Search-augmented agents — agent loops that branch on tool-call decisions, with the agent acting as the search controller.
Verifier-guided generation — generate K candidates with CoT, score with a learned verifier, return the best. The cheapest practical approximation of ToT’s evaluator step.
Reasoning-model deliberation — frontier reasoning models (o-series, Claude’s extended thinking) internally do something resembling ToT during their hidden deliberation budget.
MCTS over reasoning — research-stage systems that run Monte Carlo tree search over reasoning steps, with rollouts as the value estimate.
Once you accept that test-time compute buys quality, ToT is the structured way to spend it. Self-consistency is the budget option; ToT is the deluxe one. Most production systems live closer to self-consistency, with ToT-style search reserved for problems where a single answer is worth seconds of LLM time.
Go further
How is tree-of-thought different from self-consistency?
Self-consistency samples N independent linear chains and votes on the final answer — no interaction between chains. ToT explicitly builds a tree: each node is a partial reasoning state, the model expands the most promising frontier nodes, scores them, and prunes dead ends.

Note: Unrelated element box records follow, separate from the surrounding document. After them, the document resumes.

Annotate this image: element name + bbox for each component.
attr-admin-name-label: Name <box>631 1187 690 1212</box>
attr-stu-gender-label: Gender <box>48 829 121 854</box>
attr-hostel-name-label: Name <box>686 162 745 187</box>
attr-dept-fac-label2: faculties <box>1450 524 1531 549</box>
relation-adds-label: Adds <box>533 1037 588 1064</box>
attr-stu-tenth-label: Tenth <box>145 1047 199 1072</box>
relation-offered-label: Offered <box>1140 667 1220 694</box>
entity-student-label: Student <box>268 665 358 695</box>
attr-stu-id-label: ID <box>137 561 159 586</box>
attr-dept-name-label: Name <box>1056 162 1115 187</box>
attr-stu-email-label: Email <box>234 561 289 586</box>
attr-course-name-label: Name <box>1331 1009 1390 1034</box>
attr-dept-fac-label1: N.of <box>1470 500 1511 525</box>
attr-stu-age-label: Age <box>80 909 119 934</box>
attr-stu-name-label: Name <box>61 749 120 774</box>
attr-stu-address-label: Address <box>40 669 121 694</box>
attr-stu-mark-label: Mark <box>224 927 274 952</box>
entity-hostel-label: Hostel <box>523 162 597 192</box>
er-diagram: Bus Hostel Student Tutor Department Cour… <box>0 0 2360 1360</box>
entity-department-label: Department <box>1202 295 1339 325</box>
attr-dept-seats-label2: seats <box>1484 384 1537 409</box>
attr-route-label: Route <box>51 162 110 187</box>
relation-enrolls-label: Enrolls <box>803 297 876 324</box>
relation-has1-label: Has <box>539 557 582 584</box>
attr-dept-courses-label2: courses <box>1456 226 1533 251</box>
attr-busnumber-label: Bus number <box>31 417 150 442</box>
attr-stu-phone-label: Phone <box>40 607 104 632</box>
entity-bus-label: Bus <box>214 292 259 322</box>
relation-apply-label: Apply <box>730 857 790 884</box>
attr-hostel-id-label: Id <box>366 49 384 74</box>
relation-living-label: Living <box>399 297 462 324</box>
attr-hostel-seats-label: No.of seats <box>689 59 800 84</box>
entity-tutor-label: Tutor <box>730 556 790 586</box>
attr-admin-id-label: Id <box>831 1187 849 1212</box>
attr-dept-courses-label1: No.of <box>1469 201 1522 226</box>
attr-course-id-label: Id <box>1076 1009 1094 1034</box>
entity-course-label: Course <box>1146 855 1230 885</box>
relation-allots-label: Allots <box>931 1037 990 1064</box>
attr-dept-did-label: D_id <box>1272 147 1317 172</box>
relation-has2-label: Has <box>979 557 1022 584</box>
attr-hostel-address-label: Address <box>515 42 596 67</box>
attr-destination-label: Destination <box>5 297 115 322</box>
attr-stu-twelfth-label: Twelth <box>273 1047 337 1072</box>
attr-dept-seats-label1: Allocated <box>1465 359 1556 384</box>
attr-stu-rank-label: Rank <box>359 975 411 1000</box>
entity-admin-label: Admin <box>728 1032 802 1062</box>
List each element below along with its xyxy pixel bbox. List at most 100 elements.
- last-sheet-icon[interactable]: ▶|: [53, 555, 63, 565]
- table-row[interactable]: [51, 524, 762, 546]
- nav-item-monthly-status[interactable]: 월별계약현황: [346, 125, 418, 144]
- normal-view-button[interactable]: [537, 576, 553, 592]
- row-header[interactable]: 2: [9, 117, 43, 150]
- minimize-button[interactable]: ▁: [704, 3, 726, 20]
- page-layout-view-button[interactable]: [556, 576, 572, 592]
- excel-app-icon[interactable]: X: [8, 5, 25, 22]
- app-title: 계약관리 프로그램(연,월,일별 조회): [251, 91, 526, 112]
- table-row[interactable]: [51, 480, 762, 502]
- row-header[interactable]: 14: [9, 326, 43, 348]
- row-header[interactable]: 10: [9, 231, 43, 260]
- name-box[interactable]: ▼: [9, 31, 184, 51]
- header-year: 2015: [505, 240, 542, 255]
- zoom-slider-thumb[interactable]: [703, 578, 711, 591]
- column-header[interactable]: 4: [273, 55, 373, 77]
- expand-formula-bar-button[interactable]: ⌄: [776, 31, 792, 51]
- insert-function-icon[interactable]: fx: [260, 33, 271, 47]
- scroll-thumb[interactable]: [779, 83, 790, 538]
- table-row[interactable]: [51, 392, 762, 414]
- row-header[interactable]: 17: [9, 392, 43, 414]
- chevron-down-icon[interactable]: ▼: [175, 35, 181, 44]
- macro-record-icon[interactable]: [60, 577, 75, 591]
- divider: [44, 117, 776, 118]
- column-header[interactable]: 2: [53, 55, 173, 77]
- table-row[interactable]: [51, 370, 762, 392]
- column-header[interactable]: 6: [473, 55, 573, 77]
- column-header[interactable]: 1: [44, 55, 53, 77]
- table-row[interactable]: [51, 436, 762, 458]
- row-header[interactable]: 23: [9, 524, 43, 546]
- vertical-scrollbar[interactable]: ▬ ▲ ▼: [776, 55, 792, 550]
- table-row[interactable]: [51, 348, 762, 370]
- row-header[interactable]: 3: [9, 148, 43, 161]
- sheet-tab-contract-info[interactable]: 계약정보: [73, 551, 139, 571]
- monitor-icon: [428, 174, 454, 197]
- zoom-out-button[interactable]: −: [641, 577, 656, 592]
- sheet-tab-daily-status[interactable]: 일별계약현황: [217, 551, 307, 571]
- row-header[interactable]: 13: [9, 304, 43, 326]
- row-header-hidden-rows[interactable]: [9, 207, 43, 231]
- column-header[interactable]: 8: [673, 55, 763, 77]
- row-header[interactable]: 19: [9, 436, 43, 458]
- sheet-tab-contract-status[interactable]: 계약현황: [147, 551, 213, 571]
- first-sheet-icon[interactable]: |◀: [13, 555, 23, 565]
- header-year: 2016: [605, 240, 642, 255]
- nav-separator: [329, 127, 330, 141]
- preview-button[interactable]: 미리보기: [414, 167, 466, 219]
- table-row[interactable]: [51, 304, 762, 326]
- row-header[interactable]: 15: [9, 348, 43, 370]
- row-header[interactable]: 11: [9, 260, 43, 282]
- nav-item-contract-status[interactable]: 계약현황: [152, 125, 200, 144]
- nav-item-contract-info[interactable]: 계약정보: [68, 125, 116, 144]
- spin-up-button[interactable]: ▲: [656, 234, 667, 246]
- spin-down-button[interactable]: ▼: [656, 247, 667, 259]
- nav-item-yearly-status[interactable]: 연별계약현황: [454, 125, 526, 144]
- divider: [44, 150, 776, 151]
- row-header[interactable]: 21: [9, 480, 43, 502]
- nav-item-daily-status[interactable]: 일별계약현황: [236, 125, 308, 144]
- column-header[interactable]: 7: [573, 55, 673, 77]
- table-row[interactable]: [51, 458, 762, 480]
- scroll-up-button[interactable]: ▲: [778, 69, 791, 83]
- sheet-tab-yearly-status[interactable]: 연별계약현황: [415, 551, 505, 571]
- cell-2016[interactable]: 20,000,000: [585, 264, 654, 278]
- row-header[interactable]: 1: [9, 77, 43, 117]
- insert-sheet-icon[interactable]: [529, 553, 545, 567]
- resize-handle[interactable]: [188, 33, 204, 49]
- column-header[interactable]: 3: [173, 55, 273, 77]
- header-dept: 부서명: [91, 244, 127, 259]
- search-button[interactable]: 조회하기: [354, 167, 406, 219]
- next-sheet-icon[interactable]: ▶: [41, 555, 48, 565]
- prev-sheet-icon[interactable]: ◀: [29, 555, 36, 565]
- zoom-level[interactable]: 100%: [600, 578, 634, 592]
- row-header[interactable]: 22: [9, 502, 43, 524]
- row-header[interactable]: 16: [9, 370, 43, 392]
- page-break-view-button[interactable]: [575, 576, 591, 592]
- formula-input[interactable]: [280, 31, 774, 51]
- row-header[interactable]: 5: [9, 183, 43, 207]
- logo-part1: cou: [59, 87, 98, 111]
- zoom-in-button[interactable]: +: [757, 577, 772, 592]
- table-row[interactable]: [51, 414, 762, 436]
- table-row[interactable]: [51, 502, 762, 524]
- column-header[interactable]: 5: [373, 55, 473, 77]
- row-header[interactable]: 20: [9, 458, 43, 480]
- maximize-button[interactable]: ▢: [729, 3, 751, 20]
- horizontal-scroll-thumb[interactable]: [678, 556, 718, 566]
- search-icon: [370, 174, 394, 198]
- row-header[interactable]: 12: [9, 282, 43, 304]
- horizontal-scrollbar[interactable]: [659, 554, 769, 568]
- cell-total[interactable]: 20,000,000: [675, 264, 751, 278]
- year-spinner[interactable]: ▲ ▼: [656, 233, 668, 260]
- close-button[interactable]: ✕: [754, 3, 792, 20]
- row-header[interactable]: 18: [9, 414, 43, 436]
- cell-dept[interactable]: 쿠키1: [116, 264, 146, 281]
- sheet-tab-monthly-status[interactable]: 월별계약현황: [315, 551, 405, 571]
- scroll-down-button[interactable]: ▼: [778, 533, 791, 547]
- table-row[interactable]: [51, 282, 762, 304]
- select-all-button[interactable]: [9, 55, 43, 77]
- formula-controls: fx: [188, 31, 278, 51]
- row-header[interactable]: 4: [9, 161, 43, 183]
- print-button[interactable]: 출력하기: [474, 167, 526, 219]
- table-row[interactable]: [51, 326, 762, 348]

ToT is more expensive but handles problems where you need to recover from a wrong intermediate step, which self-consistency can't do within a single chain.
Combinatorial puzzles with verifiable intermediate states (Game of 24, Sudoku, crosswords), planning problems with subgoal decomposition, and multi-step proofs where wrong early steps poison the rest of the chain. On tasks where chain-of-thought is already 90%+ accurate, ToT just burns tokens. The original ToT paper showed dramatic gains specifically on tasks where standard CoT was below 10%.
Conceptually similar but operationally different. Agent search (typified by ReAct loops and modern coding agents) interleaves reasoning with tool calls and external observations; ToT searches purely over the model's own reasoning tokens. Agents can verify steps against the world; ToT verifies steps against the model's own evaluator. The two compose — many production agents use ToT-style search inside an outer agent loop.